Now, using glob we check the files in the observed directory against the synthetic directory and only add the necessary ones.

In [143]:
import os,glob,re

# Define location of the synthetics
synthetics_dir = "data/" + eqID + "/seismograms/syn/"
synthetics_files = synthetics_dir + "*.sacan"
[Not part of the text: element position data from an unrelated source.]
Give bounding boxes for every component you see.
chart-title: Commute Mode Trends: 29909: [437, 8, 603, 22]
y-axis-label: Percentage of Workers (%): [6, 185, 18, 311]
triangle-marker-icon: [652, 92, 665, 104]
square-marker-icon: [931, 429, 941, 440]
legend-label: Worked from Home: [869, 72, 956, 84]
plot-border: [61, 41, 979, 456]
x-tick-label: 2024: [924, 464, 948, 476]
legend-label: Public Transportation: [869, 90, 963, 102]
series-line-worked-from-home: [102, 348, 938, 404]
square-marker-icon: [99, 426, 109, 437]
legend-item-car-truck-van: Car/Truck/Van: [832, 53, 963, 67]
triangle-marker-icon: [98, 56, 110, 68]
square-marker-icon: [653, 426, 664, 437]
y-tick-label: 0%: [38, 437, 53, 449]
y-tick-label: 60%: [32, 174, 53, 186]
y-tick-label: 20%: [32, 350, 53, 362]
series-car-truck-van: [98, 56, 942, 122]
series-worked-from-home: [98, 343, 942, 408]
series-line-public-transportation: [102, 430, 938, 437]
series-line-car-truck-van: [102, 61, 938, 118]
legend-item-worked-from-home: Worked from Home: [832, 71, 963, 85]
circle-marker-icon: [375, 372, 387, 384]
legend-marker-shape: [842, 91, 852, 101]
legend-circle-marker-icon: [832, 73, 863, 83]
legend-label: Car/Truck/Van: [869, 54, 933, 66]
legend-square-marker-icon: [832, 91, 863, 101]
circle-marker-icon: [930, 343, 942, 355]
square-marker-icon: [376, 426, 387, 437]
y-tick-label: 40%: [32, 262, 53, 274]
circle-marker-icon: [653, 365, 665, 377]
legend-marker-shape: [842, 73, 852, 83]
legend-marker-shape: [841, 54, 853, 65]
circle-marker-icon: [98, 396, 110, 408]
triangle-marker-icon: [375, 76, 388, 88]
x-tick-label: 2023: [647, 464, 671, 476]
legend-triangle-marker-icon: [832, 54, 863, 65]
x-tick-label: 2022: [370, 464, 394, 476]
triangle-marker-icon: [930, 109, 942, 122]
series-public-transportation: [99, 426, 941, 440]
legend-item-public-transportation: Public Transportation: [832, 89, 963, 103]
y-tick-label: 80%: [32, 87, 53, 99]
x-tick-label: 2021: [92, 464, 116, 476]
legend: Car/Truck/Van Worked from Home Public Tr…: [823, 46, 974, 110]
# Define location of the observed data
observed_dir = "data/" + eqID + "/seismograms/obs/"
observed_files = observed_dir + "*.sac"

# Create list of all files in the directory
syn_list = glob.glob(synthetics_files)
obs_list = glob.glob(observed_files)

# Verbose?
verbose = 0

counter = 0

# Total number of synthetic files
N = len(syn_list)

# Iterate and delete
for _i, filename in enumerate(syn_list):
    # Increase counter
    counter +=1
    
    # Get name of file
    synfile = os.path.basename(filename).split(".")
    
    # Create pattern to check against
    pattern = observed_dir + synfile[0] + "." \
    + synfile[1] + ".*" + synfile[2][-1] + ".*"
    
    # Check against all filenames in observed list
    if any(re.match(pattern,x) for x in obs_list):
        if verbose:
            print('Keep trace %d of %d: %s' % (counter,N,".".join(synfile)))
    else:
        os.remove(filename)
        if verbose:
            print('Delete trace %d of %d: %s' % (counter,N,".".join(synfile)))
        
if verbose:
    print("\nSynthetics directory is all clean!\n")
    
    
    

In [144]:
# Add synthetics
synthetics_files = "data/" + eqID + "/seismograms/syn/*.sacan"

# verbose?
verbose = 1
files = glob.glob(synthetics_files)
for _i, filename in enumerate(files):
    if verbose:
        print("Adding file %i of %i ..." % (_i + 1, len(files)))
    ds.add_waveforms(filename, tag="synthetics", event_id=event)

print(ds)

Adding file 1 of 37 ...
Adding file 2 of 37 ...
Adding file 3 of 37 ...
Adding file 4 of 37 ...
Adding file 5 of 37 ...
Adding file 6 of 37 ...
Adding file 7 of 37 ...
Adding file 8 of 37 ...
Adding file 9 of 37 ...
Adding file 10 of 37 ...
Adding file 11 of 37 ...
Adding file 12 of 37 ...
Adding file 13 of 37 ...
Adding file 14 of 37 ...
Adding file 15 of 37 ...
Adding file 16 of 37 ...
Adding file 17 of 37 ...
Adding file 18 of 37 ...
Adding file 19 of 37 ...
Adding file 20 of 37 ...
Adding file 21 of 37 ...
Adding file 22 of 37 ...
Adding file 23 of 37 ...
Adding file 24 of 37 ...
Adding file 25 of 37 ...
Adding file 26 of 37 ...
Adding file 27 of 37 ...
Adding file 28 of 37 ...
Adding file 29 of 37 ...
Adding file 30 of 37 ...
Adding file 31 of 37 ...
Adding file 32 of 37 ...
Adding file 33 of 37 ...
Adding file 34 of 37 ...
Adding file 35 of 37 ...
Adding file 36 of 37 ...
Adding file 37 of 37 ...
ASDF file [format version: 1.0.2]: 'data/eq_060994A/eq_060994A.h5' (7.2 MB)
	Contain

In [145]:
print(ds.waveforms["II.ALE"])

Contents of the data set for station II.ALE:
    - Has a StationXML file
    - 2 Waveform Tag(s):
        raw_recording
        synthetics


Now stuff is in ASDF format and we can get the windows using pyflex.

## PyFLEX

Pyflex is an algorithm that finds appropriate windows to compare to traces.